Pienso en los gestos olvidados, en los múltiples
ademanes y palabras de los abuelos, poco a poco perdidos, no heredados, caídos
uno tras otro del árbol del tiempo. Esta noche encontré una vela sobre una
mesa, y por jugar la encendí y anduve con ella en el corredor. El aire del
movimiento iba a apagarla, entonces vi levantarse sola mi mano izquierda,
ahuecarse, proteger la llama con una pantalla viva que alejaba el aire.
Mientras el fuego se enderezaba otra vez alerta, pensé que ese gesto había sido
el de todos nosotros (pensé nosotros y pensé bien, o sentí bien) durante miles
de años, durante la Edad del Fuego, hasta que nos la cambiaron por la luz
eléctrica. Imaginé otros gestos, el de las mujeres alzando el borde de las
faldas, el de los hombres buscando el puño de la espada. Como las palabras
perdidas de la infancia, escuchadas por última vez a los viejos que se iban
muriendo. En mi casa ya nadie dice "la cómoda de alcanfor", ya nadie
habla de "las trebes" -las trébedes-. Como las músicas del momento,
los valses del año veinte, las polkas que enternecían a los abuelos.

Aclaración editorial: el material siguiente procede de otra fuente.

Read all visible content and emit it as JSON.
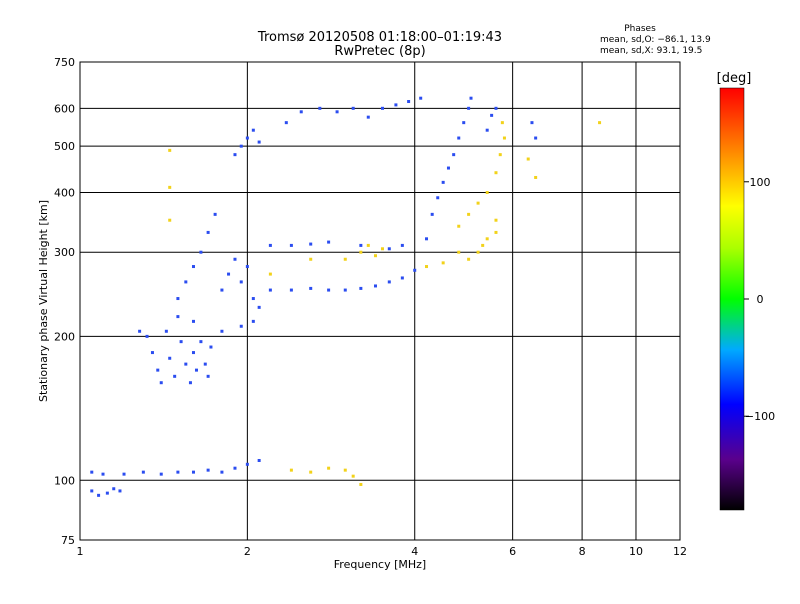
{
  "chart_data": {
    "type": "scatter",
    "title": "Tromsø 20120508 01:18:00–01:19:43",
    "subtitle": "RwPretec (8p)",
    "xlabel": "Frequency [MHz]",
    "ylabel": "Stationary phase Virtual Height [km]",
    "xscale": "log",
    "yscale": "log",
    "xlim": [
      1,
      12
    ],
    "ylim": [
      75,
      750
    ],
    "x_ticks": [
      1,
      2,
      4,
      6,
      8,
      10,
      12
    ],
    "y_ticks": [
      75,
      100,
      200,
      300,
      400,
      500,
      600,
      750
    ],
    "grid": true,
    "phases": {
      "heading": "Phases",
      "line_o": "mean, sd,O:  −86.1, 13.9",
      "line_x": "mean, sd,X:  93.1, 19.5"
    },
    "colorbar": {
      "label": "[deg]",
      "min": -180,
      "max": 180,
      "ticks": [
        -100,
        0,
        100
      ],
      "tick_labels": [
        "−100",
        "0",
        "100"
      ]
    },
    "series": [
      {
        "points": [
          [
            1.05,
            95
          ],
          [
            1.08,
            93
          ],
          [
            1.12,
            94
          ],
          [
            1.15,
            96
          ],
          [
            1.18,
            95
          ],
          [
            1.05,
            104
          ],
          [
            1.1,
            103
          ],
          [
            1.2,
            103
          ],
          [
            1.3,
            104
          ],
          [
            1.4,
            103
          ],
          [
            1.5,
            104
          ],
          [
            1.6,
            104
          ],
          [
            1.7,
            105
          ],
          [
            1.8,
            104
          ],
          [
            1.9,
            106
          ],
          [
            2.0,
            108
          ],
          [
            2.1,
            110
          ],
          [
            1.28,
            205
          ],
          [
            1.32,
            200
          ],
          [
            1.35,
            185
          ],
          [
            1.38,
            170
          ],
          [
            1.4,
            160
          ],
          [
            1.43,
            205
          ],
          [
            1.45,
            180
          ],
          [
            1.48,
            165
          ],
          [
            1.5,
            220
          ],
          [
            1.52,
            195
          ],
          [
            1.55,
            175
          ],
          [
            1.58,
            160
          ],
          [
            1.6,
            185
          ],
          [
            1.62,
            170
          ],
          [
            1.65,
            195
          ],
          [
            1.68,
            175
          ],
          [
            1.7,
            165
          ],
          [
            1.72,
            190
          ],
          [
            1.5,
            240
          ],
          [
            1.55,
            260
          ],
          [
            1.6,
            280
          ],
          [
            1.65,
            300
          ],
          [
            1.7,
            330
          ],
          [
            1.75,
            360
          ],
          [
            1.8,
            250
          ],
          [
            1.85,
            270
          ],
          [
            1.9,
            290
          ],
          [
            1.95,
            260
          ],
          [
            2.0,
            280
          ],
          [
            2.05,
            240
          ],
          [
            2.1,
            230
          ],
          [
            1.6,
            215
          ],
          [
            1.8,
            205
          ],
          [
            1.95,
            210
          ],
          [
            2.05,
            215
          ],
          [
            2.2,
            250
          ],
          [
            2.4,
            250
          ],
          [
            2.6,
            252
          ],
          [
            2.8,
            250
          ],
          [
            3.0,
            250
          ],
          [
            3.2,
            252
          ],
          [
            3.4,
            255
          ],
          [
            3.6,
            260
          ],
          [
            3.8,
            265
          ],
          [
            4.0,
            275
          ],
          [
            2.2,
            310
          ],
          [
            2.4,
            310
          ],
          [
            2.6,
            312
          ],
          [
            2.8,
            315
          ],
          [
            3.2,
            310
          ],
          [
            3.6,
            305
          ],
          [
            3.8,
            310
          ],
          [
            4.2,
            320
          ],
          [
            1.9,
            480
          ],
          [
            1.95,
            500
          ],
          [
            2.0,
            520
          ],
          [
            2.05,
            540
          ],
          [
            2.1,
            510
          ],
          [
            2.35,
            560
          ],
          [
            2.5,
            590
          ],
          [
            2.7,
            600
          ],
          [
            2.9,
            590
          ],
          [
            3.1,
            600
          ],
          [
            3.3,
            575
          ],
          [
            3.5,
            600
          ],
          [
            3.7,
            610
          ],
          [
            3.9,
            620
          ],
          [
            4.1,
            630
          ],
          [
            4.3,
            360
          ],
          [
            4.4,
            390
          ],
          [
            4.5,
            420
          ],
          [
            4.6,
            450
          ],
          [
            4.7,
            480
          ],
          [
            4.8,
            520
          ],
          [
            4.9,
            560
          ],
          [
            5.0,
            600
          ],
          [
            5.05,
            630
          ],
          [
            5.4,
            540
          ],
          [
            5.5,
            580
          ],
          [
            5.6,
            600
          ],
          [
            6.5,
            560
          ],
          [
            6.6,
            520
          ]
        ]
      },
      {
        "points": [
          [
            2.4,
            105
          ],
          [
            2.6,
            104
          ],
          [
            2.8,
            106
          ],
          [
            3.0,
            105
          ],
          [
            3.1,
            102
          ],
          [
            3.2,
            98
          ],
          [
            3.0,
            290
          ],
          [
            3.2,
            300
          ],
          [
            3.3,
            310
          ],
          [
            3.4,
            295
          ],
          [
            3.5,
            305
          ],
          [
            4.2,
            280
          ],
          [
            4.5,
            285
          ],
          [
            4.8,
            300
          ],
          [
            5.0,
            290
          ],
          [
            5.3,
            310
          ],
          [
            5.6,
            330
          ],
          [
            4.8,
            340
          ],
          [
            5.0,
            360
          ],
          [
            5.2,
            380
          ],
          [
            5.4,
            400
          ],
          [
            5.6,
            440
          ],
          [
            5.7,
            480
          ],
          [
            5.8,
            520
          ],
          [
            5.75,
            560
          ],
          [
            5.2,
            300
          ],
          [
            5.4,
            320
          ],
          [
            5.6,
            350
          ],
          [
            6.4,
            470
          ],
          [
            6.6,
            430
          ],
          [
            8.6,
            560
          ],
          [
            1.45,
            490
          ],
          [
            1.45,
            410
          ],
          [
            1.45,
            350
          ],
          [
            2.2,
            270
          ],
          [
            2.6,
            290
          ]
        ]
      }
    ]
  }
}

Pienso en esos objetos, esas cajas, esos utensilios
que aparecen a veces en graneros, cocinas o escondrijos, y cuyo uso ya nadie es
capaz de explicar. Vanidad de creer que comprendemos las obras del tiempo: él
entierra sus muertos y guarda las llaves. Sólo en sueños, en la poesía, en el
juego -encender una vela, andar con ella por el corredor- nos asomamos a veces
a lo que fuimos antes de ser esto que vaya a saber si somos.